Für Neubauten greift das Bundesgesetz (EEWärmeG), für bestehende Gebäude das Landesgesetz (EWärmeG). Beiden Gesetzen gleich ist, dass sie die Nutzung erneuerbarer Energien bei der Wärmebereitstellung vorschreiben.

Gebäude im Bestand
Für Gebäude im Bestand kommt das Wärmegesetz des Landes (EWärmeG) zur Anwendung- allerdings nur dann, wenn die Heizung saniert wird. Nach der Sanierung müssen mindestens zehn Prozent des Wärmebedarfs durch den Einsatz erneuerbarer Energien gedeckt werden. Welche Form erneuerbarer Energien genutzt werden soll, kann der Eigentümer selbst entscheiden. Zur Auswahl stehen Solarthermie, Pellet-/Holzheizungen, die Verwendung von Bioöl/Biogas sowie der Einsatz von Wärmepumpen. Als alternative Maßnahmen kommen z.B. eine besonders gute Wärmedämmung, eine Kraft-Wärmekopplung oder ein Fernwärmeanschluss in Frage. Das Land plant eine Verschärfung des Gesetzes, die voraussichtlich am 1.7.2015 in Kraft treten wird. Aktuell geplant ist, dass dann mindestens 15 Prozent des Wärmebedarfs durch Erneuerbare Energien gedeckt werden muss.
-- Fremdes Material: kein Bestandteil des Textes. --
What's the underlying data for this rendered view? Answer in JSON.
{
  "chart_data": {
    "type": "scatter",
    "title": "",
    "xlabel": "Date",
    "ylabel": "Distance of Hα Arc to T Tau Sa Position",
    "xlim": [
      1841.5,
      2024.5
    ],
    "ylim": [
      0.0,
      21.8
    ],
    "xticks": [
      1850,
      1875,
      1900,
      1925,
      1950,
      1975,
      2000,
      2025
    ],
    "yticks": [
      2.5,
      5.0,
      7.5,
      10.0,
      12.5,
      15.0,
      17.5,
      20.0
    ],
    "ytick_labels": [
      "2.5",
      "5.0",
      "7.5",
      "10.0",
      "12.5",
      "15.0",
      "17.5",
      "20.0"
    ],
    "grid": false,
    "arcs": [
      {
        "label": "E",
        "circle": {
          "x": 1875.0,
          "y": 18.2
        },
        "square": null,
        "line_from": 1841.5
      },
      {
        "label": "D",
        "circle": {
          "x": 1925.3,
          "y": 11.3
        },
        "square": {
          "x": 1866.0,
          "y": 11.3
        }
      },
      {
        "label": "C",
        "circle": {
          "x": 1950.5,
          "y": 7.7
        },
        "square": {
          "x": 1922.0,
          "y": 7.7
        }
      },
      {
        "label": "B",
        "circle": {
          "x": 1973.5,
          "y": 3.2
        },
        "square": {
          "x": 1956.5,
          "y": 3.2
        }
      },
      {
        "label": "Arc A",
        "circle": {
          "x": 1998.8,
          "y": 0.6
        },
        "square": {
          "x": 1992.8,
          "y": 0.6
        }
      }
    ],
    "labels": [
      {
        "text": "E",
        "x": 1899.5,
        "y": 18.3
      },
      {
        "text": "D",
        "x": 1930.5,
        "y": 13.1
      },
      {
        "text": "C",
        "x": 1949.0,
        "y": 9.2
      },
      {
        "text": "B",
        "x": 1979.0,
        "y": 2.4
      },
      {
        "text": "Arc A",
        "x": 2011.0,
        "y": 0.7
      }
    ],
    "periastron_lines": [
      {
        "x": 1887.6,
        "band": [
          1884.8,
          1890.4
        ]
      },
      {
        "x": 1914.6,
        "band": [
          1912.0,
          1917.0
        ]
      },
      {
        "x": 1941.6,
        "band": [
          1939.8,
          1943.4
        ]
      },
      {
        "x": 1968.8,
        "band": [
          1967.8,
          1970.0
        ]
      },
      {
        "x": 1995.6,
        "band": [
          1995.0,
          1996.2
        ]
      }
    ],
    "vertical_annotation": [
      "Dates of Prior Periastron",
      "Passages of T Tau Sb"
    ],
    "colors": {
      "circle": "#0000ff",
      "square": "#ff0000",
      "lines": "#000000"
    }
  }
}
Weitere Informationen auf der Homepage des Umweltministeriums Baden-Württemberg


Neubauten

Für Neubauten gilt das Bundesgesetz (EEWärmeG). Es schreibt vor, dass der Energiebedarf von neuen Gebäuden zu einem bestimmten Anteil aus erneuerbaren Energien gedeckt werden muss. Dieser Anteil ist je nach Energieart unterschiedlich. Soll z. B. Solarthermie eingesetzt werden, müssen mindestens 15 Prozent des Wärmebedarfs aus Solarenergie gedeckt werden oder bestimmte Mindestanlagengrößen abhängig von der Gebäudegröße beachtet werden. Hat ein Gebäude z.B. eine Nutzfläche von 500 m², muss der Kollektor mindestens 15 m² groß sein.

Holzpellets, aber auch Holzhackschnitzel können ebenso wie Umweltwärme genutzt werden. Wer feste Biomasse, Erdwärme oder Umweltwärme nutzt, muss seinen Wärmebedarf zu mindestens 50 Prozent daraus decken. Das Gesetz stellt zusätzlich bestimmte ökologische und technische Anforderungen, z. B. bestimmte Jahresarbeitszahlen beim Einsatz von Wärmepumpen.